La médecine vétérinaire constitue un terreau fertile pour le développement d’approches innovantes, qui visent à améliorer le bien-être des patients. La médecine interventionnelle est du nombre, elle qui mise sur la fine pointe de la technologie pour prodiguer des soins moins invasifs, ce qui limite les situations d’inconfort aux animaux lors d’interventions, et facilite leur rétablissement postopératoire. L’Ordre a eu l’occasion de s’entretenir avec la Dre Marilyn Dunn, directrice du service de médecine interventionnelle au Centre hospitalier universitaire vétérinaire (CHUV), afin d’en apprendre davantage sur cette approche.

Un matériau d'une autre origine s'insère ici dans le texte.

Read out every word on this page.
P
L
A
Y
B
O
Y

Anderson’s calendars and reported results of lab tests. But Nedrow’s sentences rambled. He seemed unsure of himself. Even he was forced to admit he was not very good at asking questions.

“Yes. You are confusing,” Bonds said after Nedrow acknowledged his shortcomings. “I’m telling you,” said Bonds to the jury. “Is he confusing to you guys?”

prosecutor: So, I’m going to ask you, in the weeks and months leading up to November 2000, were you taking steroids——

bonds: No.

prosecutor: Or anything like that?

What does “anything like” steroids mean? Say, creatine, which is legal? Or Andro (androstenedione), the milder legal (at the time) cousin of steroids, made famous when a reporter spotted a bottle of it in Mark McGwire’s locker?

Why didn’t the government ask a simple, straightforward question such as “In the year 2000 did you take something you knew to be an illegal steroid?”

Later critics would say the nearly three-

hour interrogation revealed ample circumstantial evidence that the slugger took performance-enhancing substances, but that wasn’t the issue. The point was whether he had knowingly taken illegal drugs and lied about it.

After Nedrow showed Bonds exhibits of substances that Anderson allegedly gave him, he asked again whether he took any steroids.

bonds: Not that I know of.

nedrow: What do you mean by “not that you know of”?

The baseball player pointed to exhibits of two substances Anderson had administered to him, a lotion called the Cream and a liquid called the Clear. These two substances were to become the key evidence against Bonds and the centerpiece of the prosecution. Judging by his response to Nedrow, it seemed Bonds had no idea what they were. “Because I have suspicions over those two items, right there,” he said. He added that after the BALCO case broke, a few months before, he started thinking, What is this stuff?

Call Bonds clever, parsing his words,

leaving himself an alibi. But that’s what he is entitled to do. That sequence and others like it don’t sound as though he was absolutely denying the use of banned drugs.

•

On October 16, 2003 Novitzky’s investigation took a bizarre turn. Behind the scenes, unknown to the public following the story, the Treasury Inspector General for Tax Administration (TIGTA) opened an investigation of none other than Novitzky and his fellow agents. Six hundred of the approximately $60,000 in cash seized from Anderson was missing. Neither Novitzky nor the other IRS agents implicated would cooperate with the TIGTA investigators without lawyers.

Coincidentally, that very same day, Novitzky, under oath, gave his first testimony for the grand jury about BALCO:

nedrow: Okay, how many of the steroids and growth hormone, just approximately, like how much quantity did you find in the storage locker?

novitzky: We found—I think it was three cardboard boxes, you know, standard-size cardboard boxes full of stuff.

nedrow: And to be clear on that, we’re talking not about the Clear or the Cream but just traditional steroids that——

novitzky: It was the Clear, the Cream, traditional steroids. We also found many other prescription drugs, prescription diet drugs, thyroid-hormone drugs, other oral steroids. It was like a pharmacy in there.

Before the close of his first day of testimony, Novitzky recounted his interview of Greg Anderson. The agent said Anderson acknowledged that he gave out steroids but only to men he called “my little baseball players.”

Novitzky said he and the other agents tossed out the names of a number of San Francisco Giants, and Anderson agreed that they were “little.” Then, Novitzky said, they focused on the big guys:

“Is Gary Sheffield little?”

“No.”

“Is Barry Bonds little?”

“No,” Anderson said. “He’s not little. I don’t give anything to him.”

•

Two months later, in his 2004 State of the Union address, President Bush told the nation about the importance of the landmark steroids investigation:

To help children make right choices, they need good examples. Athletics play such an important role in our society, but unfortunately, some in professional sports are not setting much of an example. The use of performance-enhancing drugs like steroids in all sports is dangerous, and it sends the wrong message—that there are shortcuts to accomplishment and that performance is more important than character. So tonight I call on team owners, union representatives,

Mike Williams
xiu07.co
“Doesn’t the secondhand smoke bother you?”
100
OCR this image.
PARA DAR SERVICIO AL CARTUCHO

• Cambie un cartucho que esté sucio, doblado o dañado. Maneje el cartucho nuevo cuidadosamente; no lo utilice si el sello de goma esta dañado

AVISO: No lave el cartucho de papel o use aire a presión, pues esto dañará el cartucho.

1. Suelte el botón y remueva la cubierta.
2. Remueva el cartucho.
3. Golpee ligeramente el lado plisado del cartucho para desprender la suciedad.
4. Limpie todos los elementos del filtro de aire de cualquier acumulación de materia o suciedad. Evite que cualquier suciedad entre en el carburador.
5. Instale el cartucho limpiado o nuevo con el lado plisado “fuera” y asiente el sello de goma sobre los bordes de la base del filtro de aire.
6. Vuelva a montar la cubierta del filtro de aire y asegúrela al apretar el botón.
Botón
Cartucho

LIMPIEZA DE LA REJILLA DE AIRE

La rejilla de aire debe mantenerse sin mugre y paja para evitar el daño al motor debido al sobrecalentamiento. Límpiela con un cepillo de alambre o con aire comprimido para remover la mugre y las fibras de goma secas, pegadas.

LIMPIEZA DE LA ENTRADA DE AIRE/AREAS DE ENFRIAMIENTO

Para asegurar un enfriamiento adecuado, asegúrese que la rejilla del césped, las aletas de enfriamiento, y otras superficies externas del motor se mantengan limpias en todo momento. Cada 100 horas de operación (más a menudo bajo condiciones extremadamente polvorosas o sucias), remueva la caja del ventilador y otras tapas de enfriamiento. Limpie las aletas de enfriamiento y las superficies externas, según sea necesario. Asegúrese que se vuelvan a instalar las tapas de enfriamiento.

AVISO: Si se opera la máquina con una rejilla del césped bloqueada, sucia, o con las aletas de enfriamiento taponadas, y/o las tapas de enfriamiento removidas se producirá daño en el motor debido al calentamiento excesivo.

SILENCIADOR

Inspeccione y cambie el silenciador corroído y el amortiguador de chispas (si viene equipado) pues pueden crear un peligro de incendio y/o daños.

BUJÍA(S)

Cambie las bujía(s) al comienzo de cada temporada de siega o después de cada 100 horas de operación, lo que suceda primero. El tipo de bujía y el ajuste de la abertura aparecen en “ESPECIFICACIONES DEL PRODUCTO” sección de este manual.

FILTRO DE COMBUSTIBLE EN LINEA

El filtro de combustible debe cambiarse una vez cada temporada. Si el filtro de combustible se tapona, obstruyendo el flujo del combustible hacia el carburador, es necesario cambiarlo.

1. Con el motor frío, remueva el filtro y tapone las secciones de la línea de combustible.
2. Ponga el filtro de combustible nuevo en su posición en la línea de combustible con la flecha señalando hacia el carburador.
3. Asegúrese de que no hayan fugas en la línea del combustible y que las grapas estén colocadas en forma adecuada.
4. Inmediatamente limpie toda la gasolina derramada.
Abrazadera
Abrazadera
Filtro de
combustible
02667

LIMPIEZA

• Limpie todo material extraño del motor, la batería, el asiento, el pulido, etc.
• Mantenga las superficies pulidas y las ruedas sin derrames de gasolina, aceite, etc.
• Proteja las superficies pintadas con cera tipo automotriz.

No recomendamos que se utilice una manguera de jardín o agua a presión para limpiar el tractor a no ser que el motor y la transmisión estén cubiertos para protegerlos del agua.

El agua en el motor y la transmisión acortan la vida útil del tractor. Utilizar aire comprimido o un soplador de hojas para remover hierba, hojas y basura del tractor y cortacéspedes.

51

Ce qui est bon pour Jean est bon pour Fido
L’approche interventionnelle est largement inspirée de ce qui est préconisé en médecine humaine depuis une cinquantaine d’années. La transposition vers la médecine vétérinaire s’est faite naturellement selon la Dre Dunn :
« Les propriétaires d’animaux, qui ont bénéficié de chirurgies d’un jour peu invasives, avec peu d’inconfort, se questionnaient sur cette possibilité pour leurs animaux. À titre de médecins vétérinaires, il a fallu trouver une approche pour répondre à ce besoin, inspirés par ce qui se fait en médecine humaine. »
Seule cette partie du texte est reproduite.